Tarisio Online Auction Turns Ten

Strings Magazine, November 2009

By Erin Shrader

Tarisio, the New York-based violin auctioneer, held its first auction ten years ago this month — the first preview was held in a Boston pub. With multi-city previews and the actual bidding conducted later online, the specialist auction house nimbly took advantage of the best aspects of the brick-and-mortar approach and the new online format to become a major player in the international violin trade.

Tarisio, aptly named for the itinerant violin dealer Luigi Tarisio, is the brainchild of three partners: American violin dealer Christopher Reuning, European dealer and author Dmitry Ginden, and Jason Price, at the time a young violin maker trying to finish a literature degree and desperate to get back into the violin world. It was founded at the beginning of the eBay era.

For years, Reuning and Ginden had discussed ways to improve violin auctions by offering better expertise, guarantees to the buyer, and improved customer service. The eBay format was not quite working for violins, but all three men saw the potential to make auctions more accessible. “There’s a certain intimidation factor,” says Price of standing in the auction room with a paddle, publicly committing to spending a particular amount of money. “That works very well for a certain type of buyer, but not for everyone.

“[Bidding online] also helps shrink the geographical boundaries. You can have people bidding in their pajamas in Singapore, and in the room next door in New York!”

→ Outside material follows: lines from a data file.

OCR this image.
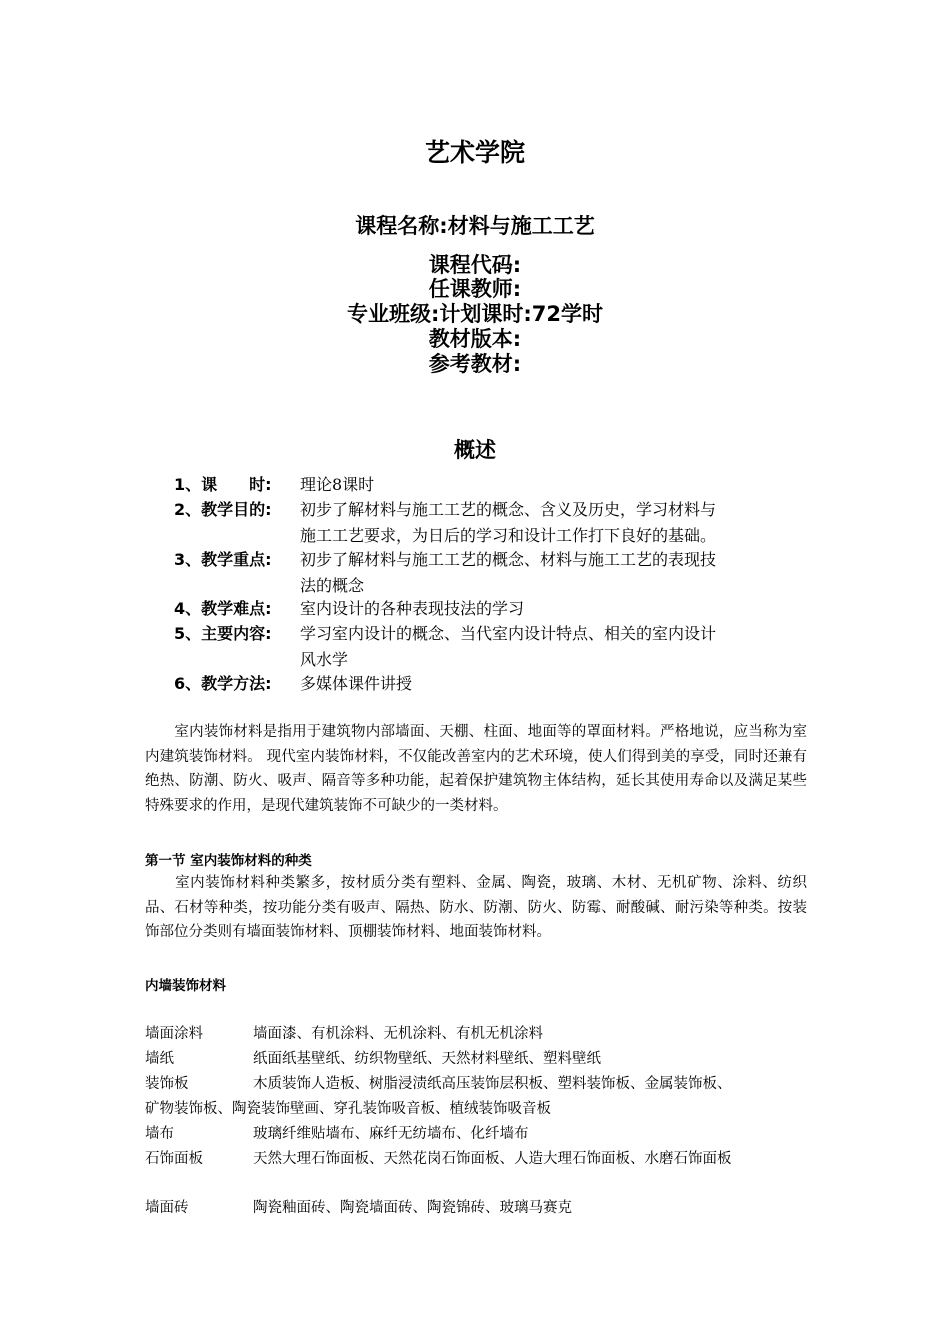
艺术学院
课程名称:材料与施工工艺
课程代码:
任课教师:
专业班级:计划课时:72学时
教材版本:
参考教材:
概述
1、课　　时: 理论8课时
2、教学目的: 初步了解材料与施工工艺的概念、含义及历史，学习材料与
施工工艺要求，为日后的学习和设计工作打下良好的基础。
3、教学重点: 初步了解材料与施工工艺的概念、材料与施工工艺的表现技
法的概念
4、教学难点: 室内设计的各种表现技法的学习
5、主要内容: 学习室内设计的概念、当代室内设计特点、相关的室内设计
风水学
6、教学方法: 多媒体课件讲授
　　室内装饰材料是指用于建筑物内部墙面、天棚、柱面、地面等的罩面材料。严格地说，应当称为室内建筑装饰材料。 现代室内装饰材料，不仅能改善室内的艺术环境，使人们得到美的享受，同时还兼有绝热、防潮、防火、吸声、隔音等多种功能，起着保护建筑物主体结构，延长其使用寿命以及满足某些特殊要求的作用，是现代建筑装饰不可缺少的一类材料。
第一节 室内装饰材料的种类
　　室内装饰材料种类繁多，按材质分类有塑料、金属、陶瓷，玻璃、木材、无机矿物、涂料、纺织品、石材等种类，按功能分类有吸声、隔热、防水、防潮、防火、防霉、耐酸碱、耐污染等种类。按装饰部位分类则有墙面装饰材料、顶棚装饰材料、地面装饰材料。
内墙装饰材料
墙面涂料	墙面漆、有机涂料、无机涂料、有机无机涂料
墙纸	纸面纸基壁纸、纺织物壁纸、天然材料壁纸、塑料壁纸
装饰板	木质装饰人造板、树脂浸渍纸高压装饰层积板、塑料装饰板、金属装饰板、
矿物装饰板、陶瓷装饰壁画、穿孔装饰吸音板、植绒装饰吸音板
墙布	玻璃纤维贴墙布、麻纤无纺墙布、化纤墙布
石饰面板	天然大理石饰面板、天然花岗石饰面板、人造大理石饰面板、水磨石饰面板
墙面砖	陶瓷釉面砖、陶瓷墙面砖、陶瓷锦砖、玻璃马赛克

As a start-up, Tarisio had no fixed address and no financing. “I was running it out of my little apartment in Williamstown, Massachusetts, going to classes at the same time,” says Price, recalling the manic early days. Photography was done at Reuning’s Boston shop “until Chris kicked us out! Then we moved to the back of a chiropractor’s office — it was cheap rent. I was surrounded by these plastic skeletons, and models of pelvises and skulls. It was a weird, surreal experience in the middle of the night.”

How times have changed.

In May 2000, Tarisio’s sale of a Brothers Amati viola set a record of $775,500. “That’s when we moved out of the chiropractor’s office,” Price says. The subsequent sale of Isaac Stern’s estate further established the company’s reputation. Today — with offices in New York and London — Tarisio holds seven sales annually and grosses, on average, close to $10 million.